Multiway junction conditions: Jackiw-Teitelboim gravity

TL;DR

This paper systematically analyzes multiway junctions in Jackiw-Teitelboim gravity, classifying dilaton configurations, deriving junction conditions, and determining interface geometries based on dilaton behavior.

Contribution

It provides a complete solution to multiway junction conditions in JT gravity, classifies dilaton solutions, and elucidates the geometric and physical constraints at interfaces.

Findings

Dilaton configurations are classified into three types: attractive, repulsive, neutral.

Sufficient attractive dilaton bulks are required for junctions to be allowed.

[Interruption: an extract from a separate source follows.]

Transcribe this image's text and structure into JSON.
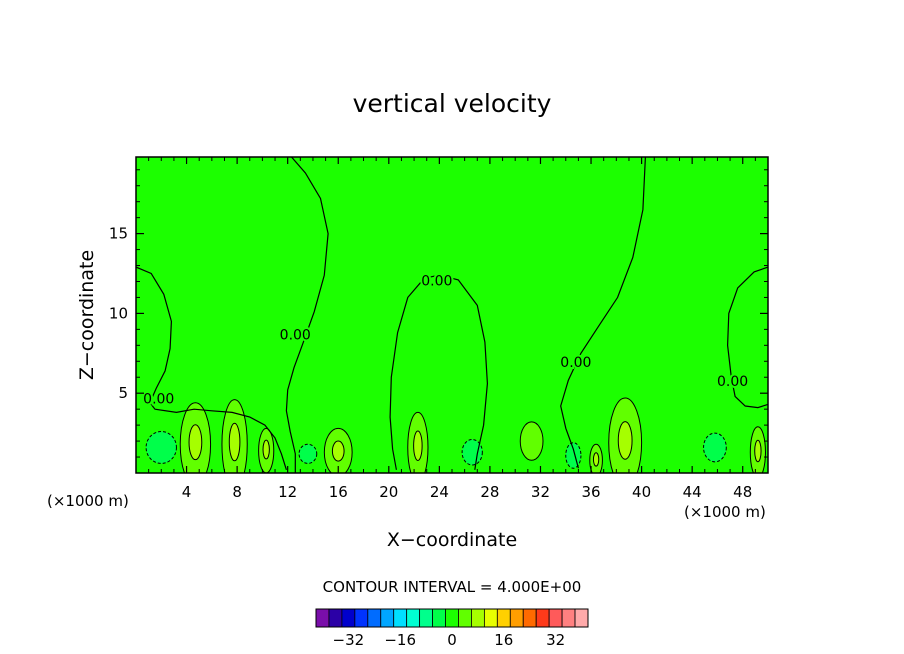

Explicit interface shapes and dilaton forms are derived for various configurations.

Abstract

A booklet is a geometric structure formed by gluing multiple bulk spacetimes along a common interface and imposing gravitational consistency conditions at the junction. We have systematically investigated the properties of booklet structures, constructed the booklet geometry, and derived the multiway junction conditions applicable at the interface. In this work, we provide a complete solution to the multiway junction conditions for booklets composed of bulks governed by JT gravity. By constructing invariants of the dilaton solution space, we classify all dilaton configurations into three inequivalent types, each exhibiting attractive, repulsive, or neutral behavior. Through continuous isometric transformations, each type is fixed to a standard form characterized by a single physical parameter, effectively eliminating redundant degrees of freedom. This process selects a distinguished class of Poincar\'e coordinates for each type. Expanding the constraint equations order by order breaks coordinate invariance beyond the leading and subleading orders. By jointly solving the junction and continuity conditions up to subleading order, we find that junctions are only allowed when a sufficient number of bulks carry attractive dilatons, as captured quantitatively by a equilibrium condition. We further analyze all possible combinations of different dilaton types and determine the shape of the interface along with the explicit form of the dilaton defined on it.